Thursday, September 17, 2009

Not my way


I remember this game which I played as a child, I believe it was called Labyrinth. It was a wooden board that could tilt in four directions. The object was to control the marble by tilting the board, running the marble through a maze and prevent the marble from falling down the traps (holes in the board.)

I'm feeling like that marble today, my circumstances giving my life direction. I've had to withdraw from 4 classes and return to work. I'm still enrolled in one evening class (hurrah!) The choice to return was made by both my partner and I. I feel, well, deeply sad.

The mood at work is darker than I remember it. In speaking with various workmates yesterday, it was if I was talking to prisoners. It is surreal in that place of employment. There are some that are trying their best to be optimistic, some who have given up. Most of us who were laid off and are now returned to work have not been given meaningful work. It's like they have parked us, placed us on hold. Most of us believe there is going to be some kind of announcement in the next couple of weeks that will affect all staff in the plant. Time will tell.

So, I am really using "one day at a time." I want to come from a place where I believe that I can do something good for others while I'm in the plant. That there is a reason I am there. I am going to try not to fall into a place of self-pity or anger. I must tell that, upon my return to work, when my manager told me what I would be doing the exact same work that I was told three months ago was no longer required, I became angry. Not at him, but at the circumstances. I apologized afterwards but can still feel that anger simmering deep in my belly. Acceptance is so important for me today.

Today, I am gratefully sober and clean. There has been no desire to drink over all this. My attitude is so much more positive that it was three, four years ago. My partner and I are still talking, still close. I know that I have lessons to learn, that the classroom of life is open. (I also know that I will have occasions of sadness, self-pity, and anger for the next while, it's just the way I am.)

Each day I pray that I would learn to trust my Higher Power more. And, in my circumstances of today, I find I have reason to. Thank you.

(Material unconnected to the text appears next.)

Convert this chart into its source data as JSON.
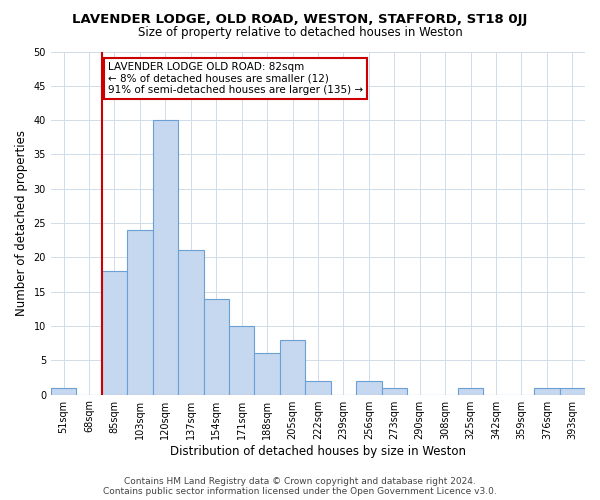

Page 68 in the Big Book reads:

Perhaps there is a better way - we think so. For we are now on a different basis; the basis of trusting and relying upon God. We trust infinite God rather than our finite selves. We are in the world to play the role He assigns. Just to the extent that we do as we think He would have us, and humbly rely on Him, does He enable us to match calamity with serenity.


Photo Credit: DigiDragon

4 comments:

Mom of Opiate Addict said...

I love that you are looking for something good to offer others at you job that you hate right now. I am in a similar situation. Grateful for the job, but feel like many of my talents are wasted. I too today will try hard to make a difference at my job, and every day from now on. See, you helped someone with this post today already:)

An Irish Friend of Bill said...

"be as gentle as doves but as wise as serpents"

often employers wait three months to avoid redundany payment. if they took you on beofre three months, it would be deemed to be continous service, so you would get redundancy money for the fomer period again.
after 3 months its a new contract of service. gives them a lot more leeway. means they can dictate terms. do what they like.

thats how it in the uk, might be the same in us. ask an employment lawyer if you can afford one.

Lou said...

What you describe is being played out in workplaces all over, especially here in the Rust Belt. I'm blessed with fulfilling work, but my husband goes from contract job to contract job..for the auto companies no less. I have gotten used to the uncertainty (because I know we can depend on my paycheck), but after 15 years of this, he still vacillates between "I'm ok, I'm nervous, I'm worried, I'm not worried" and so on.

It really is something that has to be trusted to God.

Syd said...

I think that these are confusing times for many. My thoughts are that I'm glad to have a job, albeit I'll be retiring in about six months. So the remaining time will be as productive as possible. Difficult at times but productive.